The Game 6 box score will take care of the answer; however, there is an interesting scenario, involving the Washington Nationals' playoff decisions towards Stephen Strasburg that puts the brain scratcher in perspective.
Without question, playoff pitching is completely different from the regular season—that much you know—but it's even more cumbersome if your pitcher spent the entire season coming off the mend like Carpenter_—that much you should certainly know.
Entering into the 2012 Playoffs, Carpenter had thrown a total of 17 innings this season. That's 17 innings facing professional hitters, not taking signals from a bullpen catcher with trainers watching every move, before Carpenter took the hill and hopeful command of the Cardinals' playoff destiny—It shouldn't take a baseball wizard to realize a pitcher can't be ready to face game-scenarios with that short amount of mental and physical exercising, even for a great pitcher like Carpenter.
It's a simple idea: The MLB is not the NBA. It's impossible for a team to cost through the season, only to turn on the experience-button once the playoffs pop up on the calendar—let alone a starting pitcher following suit.
Without the grind of 30 starts from April to September, the focus, the wherewithal and most importantly, the arm strength plus sharpness will not be there.
Yes, Carpenter pitched extremely well in the NLDS, handling the Nationals hitters, looking like the old slinger St. Louis remembers. But, that was only one start, and it was a start against an unproven, young team. The Giants' lineup is a different story, especially when the innings total rises, wearing down on the injured arm.

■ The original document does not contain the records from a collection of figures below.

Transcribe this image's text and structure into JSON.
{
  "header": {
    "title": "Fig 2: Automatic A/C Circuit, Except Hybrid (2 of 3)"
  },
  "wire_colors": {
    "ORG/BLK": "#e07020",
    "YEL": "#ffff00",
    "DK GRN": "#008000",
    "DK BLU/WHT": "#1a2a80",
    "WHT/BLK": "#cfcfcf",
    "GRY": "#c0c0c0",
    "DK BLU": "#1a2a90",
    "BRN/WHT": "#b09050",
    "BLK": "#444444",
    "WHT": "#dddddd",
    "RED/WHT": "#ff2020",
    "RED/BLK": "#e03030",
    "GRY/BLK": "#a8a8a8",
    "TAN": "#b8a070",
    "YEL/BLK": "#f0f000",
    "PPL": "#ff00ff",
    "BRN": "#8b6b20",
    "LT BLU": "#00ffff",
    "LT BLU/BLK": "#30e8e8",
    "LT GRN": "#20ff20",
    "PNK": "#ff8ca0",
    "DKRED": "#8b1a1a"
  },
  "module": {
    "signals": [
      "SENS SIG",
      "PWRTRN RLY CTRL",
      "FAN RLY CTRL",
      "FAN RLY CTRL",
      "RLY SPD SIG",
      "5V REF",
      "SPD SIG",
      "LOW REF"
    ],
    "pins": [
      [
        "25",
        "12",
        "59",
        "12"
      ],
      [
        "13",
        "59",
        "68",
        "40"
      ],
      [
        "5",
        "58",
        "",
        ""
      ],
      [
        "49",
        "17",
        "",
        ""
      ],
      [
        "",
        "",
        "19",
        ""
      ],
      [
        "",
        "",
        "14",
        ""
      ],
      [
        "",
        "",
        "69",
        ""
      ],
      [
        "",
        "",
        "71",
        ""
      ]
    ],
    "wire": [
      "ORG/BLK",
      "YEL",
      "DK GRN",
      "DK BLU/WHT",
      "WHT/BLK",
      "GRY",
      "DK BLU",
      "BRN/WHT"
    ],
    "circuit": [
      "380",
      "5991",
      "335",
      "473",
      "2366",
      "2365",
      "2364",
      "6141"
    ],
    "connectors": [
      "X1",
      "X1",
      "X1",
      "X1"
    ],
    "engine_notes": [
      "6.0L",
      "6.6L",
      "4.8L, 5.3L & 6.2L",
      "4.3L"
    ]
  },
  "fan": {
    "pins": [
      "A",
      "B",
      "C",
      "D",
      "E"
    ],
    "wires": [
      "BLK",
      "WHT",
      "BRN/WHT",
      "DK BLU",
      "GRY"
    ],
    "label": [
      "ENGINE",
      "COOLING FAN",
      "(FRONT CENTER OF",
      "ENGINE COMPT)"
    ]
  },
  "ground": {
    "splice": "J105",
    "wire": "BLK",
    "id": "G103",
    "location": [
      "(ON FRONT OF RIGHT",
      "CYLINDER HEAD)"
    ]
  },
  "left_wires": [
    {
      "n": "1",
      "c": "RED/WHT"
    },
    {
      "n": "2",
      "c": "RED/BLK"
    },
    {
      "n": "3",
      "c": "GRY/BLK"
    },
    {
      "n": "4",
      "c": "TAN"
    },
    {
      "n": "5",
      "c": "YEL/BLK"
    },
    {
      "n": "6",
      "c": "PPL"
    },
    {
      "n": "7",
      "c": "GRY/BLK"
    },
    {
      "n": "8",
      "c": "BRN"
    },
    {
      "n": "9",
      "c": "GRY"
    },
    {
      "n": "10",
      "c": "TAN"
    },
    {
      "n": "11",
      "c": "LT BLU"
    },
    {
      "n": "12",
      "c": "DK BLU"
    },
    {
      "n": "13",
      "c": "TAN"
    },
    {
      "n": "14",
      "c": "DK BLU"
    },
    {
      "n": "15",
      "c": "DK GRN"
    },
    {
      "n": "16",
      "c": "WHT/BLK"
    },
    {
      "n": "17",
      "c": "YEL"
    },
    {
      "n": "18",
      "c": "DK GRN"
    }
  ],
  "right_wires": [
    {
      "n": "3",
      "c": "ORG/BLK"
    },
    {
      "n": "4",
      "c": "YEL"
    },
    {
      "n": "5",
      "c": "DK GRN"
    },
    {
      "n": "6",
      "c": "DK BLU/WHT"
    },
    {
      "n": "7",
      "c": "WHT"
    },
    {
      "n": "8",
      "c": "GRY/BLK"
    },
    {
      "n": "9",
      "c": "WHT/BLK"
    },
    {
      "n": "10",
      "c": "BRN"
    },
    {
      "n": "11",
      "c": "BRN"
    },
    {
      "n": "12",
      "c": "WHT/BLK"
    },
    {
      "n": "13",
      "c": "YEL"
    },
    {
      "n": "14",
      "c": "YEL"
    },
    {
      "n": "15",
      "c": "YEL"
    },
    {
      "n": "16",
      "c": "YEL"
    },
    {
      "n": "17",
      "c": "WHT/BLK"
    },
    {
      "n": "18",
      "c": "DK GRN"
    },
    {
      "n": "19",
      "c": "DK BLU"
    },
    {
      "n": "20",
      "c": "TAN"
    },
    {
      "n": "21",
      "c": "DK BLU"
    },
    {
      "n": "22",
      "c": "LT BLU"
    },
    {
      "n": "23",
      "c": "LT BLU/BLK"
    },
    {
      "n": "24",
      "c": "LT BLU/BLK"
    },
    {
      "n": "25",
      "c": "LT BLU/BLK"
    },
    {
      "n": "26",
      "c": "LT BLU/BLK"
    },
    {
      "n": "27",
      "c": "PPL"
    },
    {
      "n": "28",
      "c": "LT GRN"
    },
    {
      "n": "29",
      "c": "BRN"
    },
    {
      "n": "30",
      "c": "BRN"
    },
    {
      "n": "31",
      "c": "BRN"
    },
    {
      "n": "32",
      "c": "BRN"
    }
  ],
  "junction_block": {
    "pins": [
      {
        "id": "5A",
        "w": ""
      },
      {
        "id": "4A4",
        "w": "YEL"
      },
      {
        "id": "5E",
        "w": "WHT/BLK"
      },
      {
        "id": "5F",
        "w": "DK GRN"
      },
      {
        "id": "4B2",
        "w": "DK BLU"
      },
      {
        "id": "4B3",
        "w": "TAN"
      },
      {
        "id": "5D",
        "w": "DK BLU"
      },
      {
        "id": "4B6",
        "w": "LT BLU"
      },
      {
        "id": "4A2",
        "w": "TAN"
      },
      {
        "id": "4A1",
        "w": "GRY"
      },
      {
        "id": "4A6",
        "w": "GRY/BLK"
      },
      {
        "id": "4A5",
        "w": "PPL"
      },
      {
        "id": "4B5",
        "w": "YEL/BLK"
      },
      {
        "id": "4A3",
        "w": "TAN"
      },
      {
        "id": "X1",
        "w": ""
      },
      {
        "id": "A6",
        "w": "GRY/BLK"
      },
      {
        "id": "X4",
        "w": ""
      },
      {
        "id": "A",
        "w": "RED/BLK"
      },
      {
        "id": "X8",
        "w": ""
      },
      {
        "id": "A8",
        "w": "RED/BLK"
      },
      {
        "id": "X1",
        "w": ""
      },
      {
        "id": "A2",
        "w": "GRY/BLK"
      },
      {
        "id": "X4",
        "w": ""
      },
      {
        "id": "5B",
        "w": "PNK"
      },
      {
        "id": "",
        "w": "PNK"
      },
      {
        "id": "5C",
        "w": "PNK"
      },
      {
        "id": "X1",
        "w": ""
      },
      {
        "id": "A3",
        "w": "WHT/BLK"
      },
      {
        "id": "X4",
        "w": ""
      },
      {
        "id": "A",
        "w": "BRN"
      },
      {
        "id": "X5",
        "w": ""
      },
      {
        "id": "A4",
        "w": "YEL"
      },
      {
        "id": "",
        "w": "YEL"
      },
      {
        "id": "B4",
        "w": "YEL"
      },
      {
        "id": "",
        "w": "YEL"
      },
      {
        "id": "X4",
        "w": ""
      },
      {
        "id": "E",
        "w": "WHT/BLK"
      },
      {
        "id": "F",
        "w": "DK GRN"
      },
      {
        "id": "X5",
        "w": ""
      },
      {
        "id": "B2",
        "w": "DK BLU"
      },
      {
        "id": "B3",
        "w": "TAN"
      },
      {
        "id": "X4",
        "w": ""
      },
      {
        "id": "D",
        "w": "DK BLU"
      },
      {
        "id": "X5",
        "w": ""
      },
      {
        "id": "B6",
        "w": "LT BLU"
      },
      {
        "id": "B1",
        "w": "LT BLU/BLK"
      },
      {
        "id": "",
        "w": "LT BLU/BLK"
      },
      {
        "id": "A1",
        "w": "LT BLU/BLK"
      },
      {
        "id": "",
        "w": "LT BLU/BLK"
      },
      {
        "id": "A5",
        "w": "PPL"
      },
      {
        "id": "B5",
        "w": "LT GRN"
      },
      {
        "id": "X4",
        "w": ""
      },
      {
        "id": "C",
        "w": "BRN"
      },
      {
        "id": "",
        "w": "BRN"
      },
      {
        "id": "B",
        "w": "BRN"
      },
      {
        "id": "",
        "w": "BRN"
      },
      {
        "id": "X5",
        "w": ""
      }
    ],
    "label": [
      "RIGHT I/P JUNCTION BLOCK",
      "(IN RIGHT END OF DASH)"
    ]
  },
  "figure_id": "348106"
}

That was the issue facing Chris Carpenter and, unfortunately, one that was missed. Regardless of how Carpenter felt—or what he said he felt like—he was not ready to pitch in 2012, and it's the organization’s fault for not recognizing that.
Much like the Washington Nationals' decision on Stephen Strasburg, the Cardinals should have realized when to say when with Carpenter—that time scenario needed to be more in 2013—giving the ball in Game 6 to another pitcher, possibly Shelby Miller, relying on the bullpen to carry out the job.

However, the Cardinals didn't, leaving the tired-looking sharpness of Carpenter to lose the game—long before the error by Pete Kozma broke open the Giants' momentum.
The decision may prove to be the costly mistake of the NLCS.
If the Giants' follow Vogelsong's pitching-game plan into Game 7, keeping the dominance on the inner-half of the plate, then the mistake will haunt the Cardinals the entire offseason.